Чернила меланхолии - Жан Старобинский
Шрифт:
Интервал:
Закладка:
Когда бодлеровский либертинец объявляет себя «ненасытно алчущим смутного и неясного», он подтверждает духовный смысл своего либертинства: он не только распутник, но и вольнодумец – тот, кто сознательно решил не отвечать на зов Господень. Он сосредоточил свои желания на дурной пище. Если Бог есть свет и уверенность, то либертинец, напротив, алчет смутного и неясного. А когда он называет себя «insatiablement avide» [ненасытно алчным] (и тем самым заполняет весь восьмисложный стих этим сознательно продлеваемым признанием в недостаче), он объявляет о своем бунте против религиозного порядка, пользуясь выражениями из августиновского словаря. Позже мы услышим, как он признаётся в одном из смертных грехов, гордыне, и предсказывает своему «сердцу» удовольствие от пребывания в Аду: в теологическом пространстве он выбирает себе место, где его ждут вечные муки.
Ovide
Имя Овидия возникает в стихотворении особенно неожиданно. Каким-нибудь остроумцам, любителям каламбуров впору предположить, что Бодлер в поисках рифмы подумал вначале о выражении «mot vide» [пустое слово], а уж потом написал «comme Ovide» [как Овидий]… Но Бодлер не занимается бессмысленной словесной акробатикой. Когда он говорит: «Я не буду стенать, как Овидий», – он разом и признает себя изгнанником, и отрицает мучительность этого изгнания, отказывается от элегического лиризма и сердечных излияний.
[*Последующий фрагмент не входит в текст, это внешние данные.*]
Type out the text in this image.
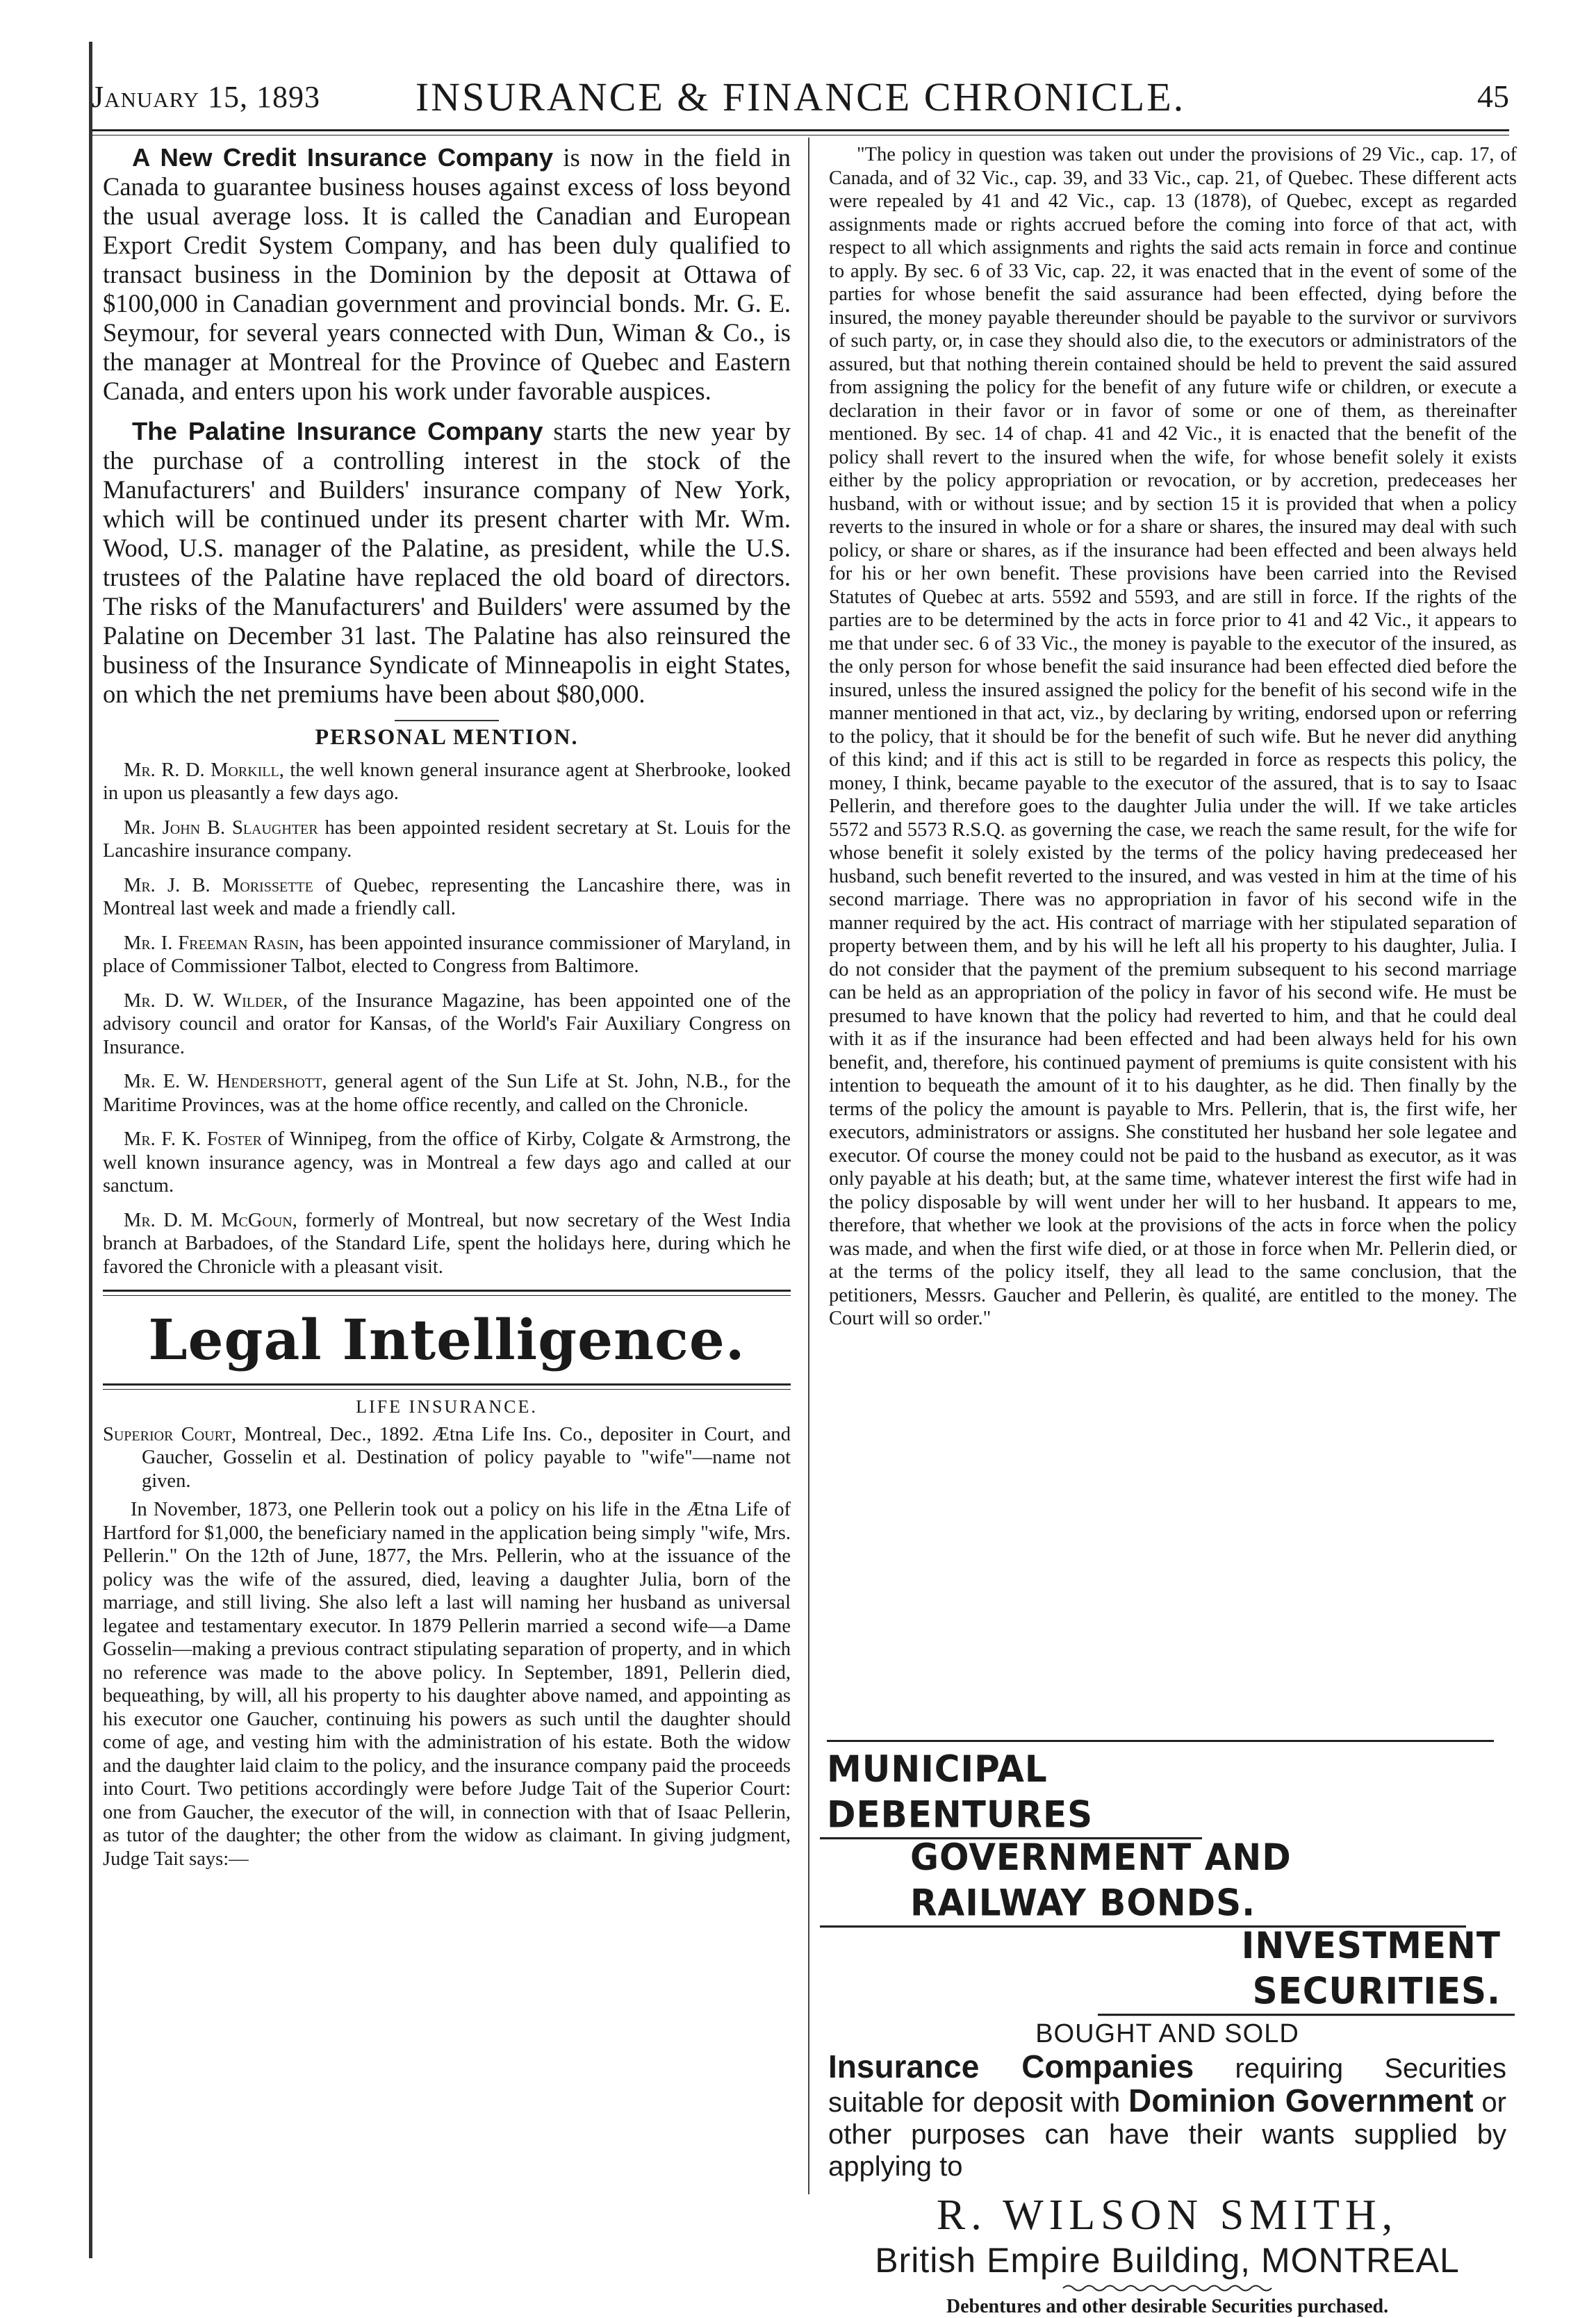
January 15, 1893	INSURANCE & FINANCE CHRONICLE.	45

A New Credit Insurance Company is now in the field in Canada to guarantee business houses against excess of loss beyond the usual average loss. It is called the Canadian and European Export Credit System Company, and has been duly qualified to transact business in the Dominion by the deposit at Ottawa of $100,000 in Canadian government and provincial bonds. Mr. G. E. Seymour, for several years connected with Dun, Wiman & Co., is the manager at Montreal for the Province of Quebec and Eastern Canada, and enters upon his work under favorable auspices.

The Palatine Insurance Company starts the new year by the purchase of a controlling interest in the stock of the Manufacturers' and Builders' insurance company of New York, which will be continued under its present charter with Mr. Wm. Wood, U.S. manager of the Palatine, as president, while the U.S. trustees of the Palatine have replaced the old board of directors. The risks of the Manufacturers' and Builders' were assumed by the Palatine on December 31 last. The Palatine has also reinsured the business of the Insurance Syndicate of Minneapolis in eight States, on which the net premiums have been about $80,000.

PERSONAL MENTION.

Mr. R. D. Morkill, the well known general insurance agent at Sherbrooke, looked in upon us pleasantly a few days ago.

Mr. John B. Slaughter has been appointed resident secretary at St. Louis for the Lancashire insurance company.

Mr. J. B. Morissette of Quebec, representing the Lancashire there, was in Montreal last week and made a friendly call.

Mr. I. Freeman Rasin, has been appointed insurance commissioner of Maryland, in place of Commissioner Talbot, elected to Congress from Baltimore.

Mr. D. W. Wilder, of the Insurance Magazine, has been appointed one of the advisory council and orator for Kansas, of the World's Fair Auxiliary Congress on Insurance.

Mr. E. W. Hendershott, general agent of the Sun Life at St. John, N.B., for the Maritime Provinces, was at the home office recently, and called on the Chronicle.

Mr. F. K. Foster of Winnipeg, from the office of Kirby, Colgate & Armstrong, the well known insurance agency, was in Montreal a few days ago and called at our sanctum.

Mr. D. M. McGoun, formerly of Montreal, but now secretary of the West India branch at Barbadoes, of the Standard Life, spent the holidays here, during which he favored the Chronicle with a pleasant visit.

Legal Intelligence.
LIFE INSURANCE.

Superior Court, Montreal, Dec., 1892. Ætna Life Ins. Co., depositer in Court, and Gaucher, Gosselin et al. Destination of policy payable to "wife"—name not given.

In November, 1873, one Pellerin took out a policy on his life in the Ætna Life of Hartford for $1,000, the beneficiary named in the application being simply "wife, Mrs. Pellerin." On the 12th of June, 1877, the Mrs. Pellerin, who at the issuance of the policy was the wife of the assured, died, leaving a daughter Julia, born of the marriage, and still living. She also left a last will naming her husband as universal legatee and testamentary executor. In 1879 Pellerin married a second wife—a Dame Gosselin—making a previous contract stipulating separation of property, and in which no reference was made to the above policy. In September, 1891, Pellerin died, bequeathing, by will, all his property to his daughter above named, and appointing as his executor one Gaucher, continuing his powers as such until the daughter should come of age, and vesting him with the administration of his estate. Both the widow and the daughter laid claim to the policy, and the insurance company paid the proceeds into Court. Two petitions accordingly were before Judge Tait of the Superior Court: one from Gaucher, the executor of the will, in connection with that of Isaac Pellerin, as tutor of the daughter; the other from the widow as claimant. In giving judgment, Judge Tait says:—

"The policy in question was taken out under the provisions of 29 Vic., cap. 17, of Canada, and of 32 Vic., cap. 39, and 33 Vic., cap. 21, of Quebec. These different acts were repealed by 41 and 42 Vic., cap. 13 (1878), of Quebec, except as regarded assignments made or rights accrued before the coming into force of that act, with respect to all which assignments and rights the said acts remain in force and continue to apply. By sec. 6 of 33 Vic, cap. 22, it was enacted that in the event of some of the parties for whose benefit the said assurance had been effected, dying before the insured, the money payable thereunder should be payable to the survivor or survivors of such party, or, in case they should also die, to the executors or administrators of the assured, but that nothing therein contained should be held to prevent the said assured from assigning the policy for the benefit of any future wife or children, or execute a declaration in their favor or in favor of some or one of them, as thereinafter mentioned. By sec. 14 of chap. 41 and 42 Vic., it is enacted that the benefit of the policy shall revert to the insured when the wife, for whose benefit solely it exists either by the policy appropriation or revocation, or by accretion, predeceases her husband, with or without issue; and by section 15 it is provided that when a policy reverts to the insured in whole or for a share or shares, the insured may deal with such policy, or share or shares, as if the insurance had been effected and been always held for his or her own benefit. These provisions have been carried into the Revised Statutes of Quebec at arts. 5592 and 5593, and are still in force. If the rights of the parties are to be determined by the acts in force prior to 41 and 42 Vic., it appears to me that under sec. 6 of 33 Vic., the money is payable to the executor of the insured, as the only person for whose benefit the said insurance had been effected died before the insured, unless the insured assigned the policy for the benefit of his second wife in the manner mentioned in that act, viz., by declaring by writing, endorsed upon or referring to the policy, that it should be for the benefit of such wife. But he never did anything of this kind; and if this act is still to be regarded in force as respects this policy, the money, I think, became payable to the executor of the assured, that is to say to Isaac Pellerin, and therefore goes to the daughter Julia under the will. If we take articles 5572 and 5573 R.S.Q. as governing the case, we reach the same result, for the wife for whose benefit it solely existed by the terms of the policy having predeceased her husband, such benefit reverted to the insured, and was vested in him at the time of his second marriage. There was no appropriation in favor of his second wife in the manner required by the act. His contract of marriage with her stipulated separation of property between them, and by his will he left all his property to his daughter, Julia. I do not consider that the payment of the premium subsequent to his second marriage can be held as an appropriation of the policy in favor of his second wife. He must be presumed to have known that the policy had reverted to him, and that he could deal with it as if the insurance had been effected and had been always held for his own benefit, and, therefore, his continued payment of premiums is quite consistent with his intention to bequeath the amount of it to his daughter, as he did. Then finally by the terms of the policy the amount is payable to Mrs. Pellerin, that is, the first wife, her executors, administrators or assigns. She constituted her husband her sole legatee and executor. Of course the money could not be paid to the husband as executor, as it was only payable at his death; but, at the same time, whatever interest the first wife had in the policy disposable by will went under her will to her husband. It appears to me, therefore, that whether we look at the provisions of the acts in force when the policy was made, and when the first wife died, or at those in force when Mr. Pellerin died, or at the terms of the policy itself, they all lead to the same conclusion, that the petitioners, Messrs. Gaucher and Pellerin, ès qualité, are entitled to the money. The Court will so order."

MUNICIPAL DEBENTURES
GOVERNMENT AND RAILWAY BONDS.
INVESTMENT SECURITIES.
BOUGHT AND SOLD
Insurance Companies requiring Securities suitable for deposit with Dominion Government or other purposes can have their wants supplied by applying to
R. WILSON SMITH,
British Empire Building, MONTREAL
Debentures and other desirable Securities purchased.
Имя Овидия указывает на двойную отдаленность: этот поэт принадлежит античному миру и для поэта современного может быть лишь знаком культурной памяти: и эстетическая, и историческая дистанция слишком велика. С другой стороны, Овидий подвергся изгнанию, был выброшен из «латинского рая»; следовательно, в его судьбе можно увидеть языческую аналогию христианского мифа об изгнании из райского сада. (Вдобавок имя Овидия отсылает к полотну Эжена Делакруа, которое было выставлено в салоне 1859 года и которое, как видно из посвященных ему строк Бодлера, глубоко подействовало на поэта[713].) Бодлер еще один раз в «Цветах зла» поставит имя Овидия в рифменную позицию, и снова оно будет рифмоваться с «avide»; это сделано в стихотворении «Лебедь», полностью посвященном изгнанничеству; здесь птица сравнивается с «человеком Овидия», который устремил лицо к звездам и породнился с небом, но все же с ним разлучен.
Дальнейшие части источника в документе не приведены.